Cette atteinte est associée au développement d’une dysrythmie gastrique à type de tachygastrie (fréquence d’ondes lentes supérieure à 3,5 par minute) en période prandiale et inter-

41 digestive. Les patients diabétiques présentant ce type d’anomalie sont susceptibles d’avoir une symptomatologie digestive plus marquée (67). La restauration du rythme de dépolarisation par l’adjonction de domperidone améliore les symptômes digestifs appuyant ce lien entre la dysrythmie et la symptomatologie digestive (5).

Le maintien des CIC résulte d’un équilibre entre les mécanismes protecteurs et destructeurs.

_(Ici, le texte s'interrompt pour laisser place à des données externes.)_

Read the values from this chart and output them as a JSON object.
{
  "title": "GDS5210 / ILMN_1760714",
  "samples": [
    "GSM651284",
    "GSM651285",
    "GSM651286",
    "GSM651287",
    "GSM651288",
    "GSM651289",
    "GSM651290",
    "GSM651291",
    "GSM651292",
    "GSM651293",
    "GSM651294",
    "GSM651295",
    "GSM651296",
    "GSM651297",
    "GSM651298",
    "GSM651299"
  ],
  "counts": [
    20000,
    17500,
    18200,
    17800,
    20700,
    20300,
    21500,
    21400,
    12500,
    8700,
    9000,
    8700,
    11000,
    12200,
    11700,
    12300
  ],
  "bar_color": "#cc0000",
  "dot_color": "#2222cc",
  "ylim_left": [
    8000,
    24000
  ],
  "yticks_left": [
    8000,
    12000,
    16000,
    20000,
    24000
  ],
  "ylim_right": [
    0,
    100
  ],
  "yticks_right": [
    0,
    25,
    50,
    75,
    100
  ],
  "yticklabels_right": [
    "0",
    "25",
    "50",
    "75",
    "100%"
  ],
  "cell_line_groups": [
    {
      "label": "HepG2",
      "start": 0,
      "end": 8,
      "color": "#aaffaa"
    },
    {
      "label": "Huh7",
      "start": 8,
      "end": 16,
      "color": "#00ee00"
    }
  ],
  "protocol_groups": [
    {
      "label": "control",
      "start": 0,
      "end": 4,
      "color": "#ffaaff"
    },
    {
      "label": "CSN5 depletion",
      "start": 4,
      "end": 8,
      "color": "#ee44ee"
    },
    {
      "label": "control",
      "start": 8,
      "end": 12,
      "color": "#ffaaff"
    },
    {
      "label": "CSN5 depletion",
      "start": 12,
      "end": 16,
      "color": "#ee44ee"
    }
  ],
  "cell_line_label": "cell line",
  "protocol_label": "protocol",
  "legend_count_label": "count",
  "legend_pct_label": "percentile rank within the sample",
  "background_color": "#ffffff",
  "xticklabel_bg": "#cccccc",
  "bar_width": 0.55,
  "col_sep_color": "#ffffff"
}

L’insuline, l’IGF-1 et le Stem Cell Factor (SCF, facteur de croissance de cellules souches) ont été identifiés comme facteurs protecteurs des CIC. Le SCF est exprimé par les cellules musculaires lisses. Le diabète entraine l’apparition d’une fibrose et d’une atrophie des cellules musculaires lisses médiée par l’état d’insulinopénie et la carence en IGF-1, réduisant la sécrétion de SCF. Ceci contribue à la perte des CIC qui n’est donc pas directement liée à l’hyperglycémie (66).

Une raréfaction des fibres nerveuses du plexus myentérique, corrélée à la perte des CIC a également été décrite dans la littérature. Selon les séries, elle touche en moyenne un tiers des patients ayant une gastroparésie (diabétique et idiopathique) (26,32,53).

c) Macrophages et Hème-Oxygénase 1

Le diabète constitue un état de stress oxydatif néfaste pour les CIC. L’Hème Oxygénase 1 (HO 1) est une enzyme anti-oxydante activée dans les macrophages M2 CD206+ cytoprotecteurs, normalement surexprimés chez les sujets diabétiques (69). Chez l’animal diabétique de type 1, l’inactivation d’HO 1 est corrélée à la perte des CIC et à l’allongement de la vidange gastrique. Ces effets sont totalement réversibles après restauration de l’activité d’HO 1 par adjonction d’hémine (63) ou de monoxyde de carbone (9).

Une autre étude réalisée sur un modèle animal de diabète de type 2 a montré la perte sélective de la sous-population de macrophages M2 CD206+ chez les sujets présentant un ralentissement de la vidange gastrique. Parallèlement, était observée une surexpression des macrophages M1 pro-inflammatoire n’exprimant pas HO 1 (69).

Le même constat est fait au cours de la gastroparésie diabétique chez l’homme avec une corrélation existant entre la disparition des macrophages M2 CD206+ et le nombre de CIC, à la différence de la gastroparésie idiopathique (70).

42 La présence d’un infiltrat de cellules immuno-compétentes CD45+ a également été décrite dans la gastroparésie diabétique et idiopathique (53).

L’expression de l’hème oxygénase 1 dans la sous-population de macrophages M2 semble être un facteur anti-oxydant nécessaire à la survie des cellules interstitielles de Cajal, et a donc un rôle protecteur contre le développement de la gastroparésie diabétique.

La survenue d’une gastroparésie dans le cadre du diabète peut donc être le résultat d’une atteinte de la commande nerveuse gastrique, d’un dysfonctionnement neuro-musculaire, d’une atteinte du système immunitaire ou de l’ensemble de ces mécanismes intriqués (figure 6).